Esta fragmentación del movimiento se refleja también en las propias dinámicas internas de discriminación. El racismo en los espacios gays, la misandria en los ambientes lésbicos, la transfobia entre gays y lesbianas, son síntomas de comunidades que no han logrado desmontar completamente los prejuicios que las atraviesan.



Los límites de la representación mediática


La visibilidad, otro de los grandes logros celebrados, también requiere una lectura crítica.


“La visibilidad de las personas LGBTQIA+ en los medios mexicanos a menudo se reduce a personajes estereotipados que no amenazan la heteronormatividad, como el gay divertido pero desexualizado o la lesbiana que encaja en moldes tradicionales”, analiza Alex Orué, director de It Gets Better México (Americas Quarterly, 2020).


A menudo, las personas trans se nos presentan como fenómenos no exentos de comicidad.



Hacia una agenda post-asimilacionista


¿Cuál sería entonces una agenda verdaderamente transformadora? “No basta con pedir derechos dentro de un sistema que nos margina. La lucha LGBTQIA+ debe desmantelar las estructuras de opresión que nos obligan a justificar nuestra existencia”, decía Jesús Ociel Baena, activista y magistrade no binarie, asesinado en noviembre de 2023 (NPR, 2023).

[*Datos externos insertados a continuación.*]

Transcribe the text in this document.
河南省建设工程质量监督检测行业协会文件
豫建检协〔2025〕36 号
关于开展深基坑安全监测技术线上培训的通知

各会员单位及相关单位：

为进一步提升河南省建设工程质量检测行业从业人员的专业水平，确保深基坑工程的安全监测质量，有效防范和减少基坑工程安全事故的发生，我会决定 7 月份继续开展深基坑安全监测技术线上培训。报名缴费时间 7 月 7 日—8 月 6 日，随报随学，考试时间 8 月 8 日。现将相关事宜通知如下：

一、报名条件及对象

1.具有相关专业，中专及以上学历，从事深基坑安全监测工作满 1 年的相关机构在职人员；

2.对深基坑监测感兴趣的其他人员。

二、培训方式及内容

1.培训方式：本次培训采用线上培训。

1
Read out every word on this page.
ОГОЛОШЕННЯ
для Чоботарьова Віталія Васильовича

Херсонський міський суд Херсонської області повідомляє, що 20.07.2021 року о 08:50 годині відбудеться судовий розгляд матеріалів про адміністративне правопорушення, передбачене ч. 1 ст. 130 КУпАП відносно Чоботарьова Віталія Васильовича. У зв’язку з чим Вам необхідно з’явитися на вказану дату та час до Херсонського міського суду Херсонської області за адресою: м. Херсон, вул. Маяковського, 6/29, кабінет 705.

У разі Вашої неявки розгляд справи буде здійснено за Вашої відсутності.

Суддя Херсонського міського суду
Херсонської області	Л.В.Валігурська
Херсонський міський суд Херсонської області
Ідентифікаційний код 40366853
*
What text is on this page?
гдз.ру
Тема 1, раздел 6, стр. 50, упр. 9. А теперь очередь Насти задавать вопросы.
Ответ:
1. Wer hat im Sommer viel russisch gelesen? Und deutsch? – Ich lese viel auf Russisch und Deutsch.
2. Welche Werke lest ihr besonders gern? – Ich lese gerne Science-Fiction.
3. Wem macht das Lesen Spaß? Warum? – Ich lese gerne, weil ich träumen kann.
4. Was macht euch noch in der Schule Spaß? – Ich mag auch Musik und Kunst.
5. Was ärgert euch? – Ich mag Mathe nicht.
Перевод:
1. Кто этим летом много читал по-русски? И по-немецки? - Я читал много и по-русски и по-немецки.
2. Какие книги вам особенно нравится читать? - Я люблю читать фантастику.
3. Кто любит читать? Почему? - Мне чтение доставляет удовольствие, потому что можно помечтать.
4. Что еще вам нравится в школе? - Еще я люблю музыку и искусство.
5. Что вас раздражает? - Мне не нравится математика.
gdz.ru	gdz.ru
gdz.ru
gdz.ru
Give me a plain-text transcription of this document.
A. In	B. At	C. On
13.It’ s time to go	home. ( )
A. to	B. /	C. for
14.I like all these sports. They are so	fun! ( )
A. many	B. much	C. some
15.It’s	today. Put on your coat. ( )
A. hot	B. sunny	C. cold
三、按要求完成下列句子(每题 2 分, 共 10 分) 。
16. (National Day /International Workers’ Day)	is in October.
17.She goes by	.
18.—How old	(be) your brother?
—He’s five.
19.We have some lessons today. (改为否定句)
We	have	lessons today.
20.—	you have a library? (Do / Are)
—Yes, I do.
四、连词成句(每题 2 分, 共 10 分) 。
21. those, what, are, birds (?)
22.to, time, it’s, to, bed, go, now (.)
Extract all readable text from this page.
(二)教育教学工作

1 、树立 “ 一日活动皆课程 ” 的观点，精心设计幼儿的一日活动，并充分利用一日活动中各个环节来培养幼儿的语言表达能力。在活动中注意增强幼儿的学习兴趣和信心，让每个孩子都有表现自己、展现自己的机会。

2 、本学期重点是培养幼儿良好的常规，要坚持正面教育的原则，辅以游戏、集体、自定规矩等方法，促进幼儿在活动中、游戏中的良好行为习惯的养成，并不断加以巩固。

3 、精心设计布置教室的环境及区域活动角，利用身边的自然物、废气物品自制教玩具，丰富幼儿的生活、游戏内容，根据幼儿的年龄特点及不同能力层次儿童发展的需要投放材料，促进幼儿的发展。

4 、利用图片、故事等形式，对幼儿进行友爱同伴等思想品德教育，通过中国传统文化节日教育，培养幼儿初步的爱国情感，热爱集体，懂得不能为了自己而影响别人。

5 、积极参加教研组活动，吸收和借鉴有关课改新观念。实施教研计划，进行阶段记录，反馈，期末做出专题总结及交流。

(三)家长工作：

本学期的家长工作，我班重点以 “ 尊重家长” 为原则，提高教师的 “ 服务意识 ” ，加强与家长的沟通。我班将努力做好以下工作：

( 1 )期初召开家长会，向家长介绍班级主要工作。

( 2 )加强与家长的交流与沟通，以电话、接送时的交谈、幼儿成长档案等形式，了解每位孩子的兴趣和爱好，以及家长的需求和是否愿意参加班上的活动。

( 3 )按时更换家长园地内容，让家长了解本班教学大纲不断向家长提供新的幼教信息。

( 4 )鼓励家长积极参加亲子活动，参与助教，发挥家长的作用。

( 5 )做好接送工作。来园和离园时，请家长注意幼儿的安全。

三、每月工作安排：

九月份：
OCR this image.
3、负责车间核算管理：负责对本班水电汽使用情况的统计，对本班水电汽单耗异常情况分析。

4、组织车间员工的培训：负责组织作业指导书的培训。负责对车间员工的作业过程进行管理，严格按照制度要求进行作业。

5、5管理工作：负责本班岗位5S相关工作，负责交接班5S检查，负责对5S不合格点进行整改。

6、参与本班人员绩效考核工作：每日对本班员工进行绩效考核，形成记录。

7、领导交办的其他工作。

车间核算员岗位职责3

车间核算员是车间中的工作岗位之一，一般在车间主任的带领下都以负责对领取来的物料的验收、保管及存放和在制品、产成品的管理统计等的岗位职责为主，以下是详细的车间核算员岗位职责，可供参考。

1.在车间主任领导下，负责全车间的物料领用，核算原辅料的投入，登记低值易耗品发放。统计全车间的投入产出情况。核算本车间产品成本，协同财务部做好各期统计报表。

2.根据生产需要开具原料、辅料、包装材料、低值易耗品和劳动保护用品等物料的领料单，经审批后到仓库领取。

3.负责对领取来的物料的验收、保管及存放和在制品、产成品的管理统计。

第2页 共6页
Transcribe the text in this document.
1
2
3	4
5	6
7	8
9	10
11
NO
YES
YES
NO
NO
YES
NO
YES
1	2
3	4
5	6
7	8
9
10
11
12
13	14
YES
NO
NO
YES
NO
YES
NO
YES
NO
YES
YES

Esto implicaría una autocrítica despiadada de nuestras propias comunidades, reconociendo que reproducimos estructuras de poder, que tenemos nuestros propios privilegios, que ejercemos nuestras propias formas de violencia.


Significaría también defender el derecho a otras formas de relación más allá de la pareja, a las familias elegidas, a las identidades fluidas que no encajan en las categorías LGBTQIA+. Implicaría cuestionar la medicalización de la transexualidad, el capacitismo en los espacios de la diversidad, el adultocentrismo que invisibiliza las experiencias de las infancias diversas.



El reto de la transformación interna


Paradójicamente, esta radicalización no implica abandonar la lucha institucional, sino complejizarla. Los observatorios, las defensorías especializadas y las políticas públicas siguen siendo necesarios, pero como herramientas tácticas dentro de una estrategia más amplia de transformación social.


“La tolerancia es una trampa que nos mantiene pidiendo permiso para existir. La libertad queer se conquista desafiando las normas y construyendo espacios donde no necesitemos la aprobación de nadie”, sentenciaba Patria Jiménez, activista lesbiana y exdiputada (Encuentro de Lesbianas y Feministas Lesbianas, 1999).


La historia del activismo LGBTQIA+ en México está lejos de haber terminado. Sus próximos capítulos dependerán de la capacidad del movimiento para mantener viva su dimensión contestataria, para resistir tanto la tentación de la comodidad institucional como la comodidad de reproducir acríticamente las estructuras que dice combatir. Porque al final, no se trata de ser tolerados, sino de ser libres. Y la libertad, a diferencia de la tolerancia, nunca se negocia: se conquista.


La revolución queer sigue pendiente. Y tal vez sea hora de admitir que le enemigue también está en casa.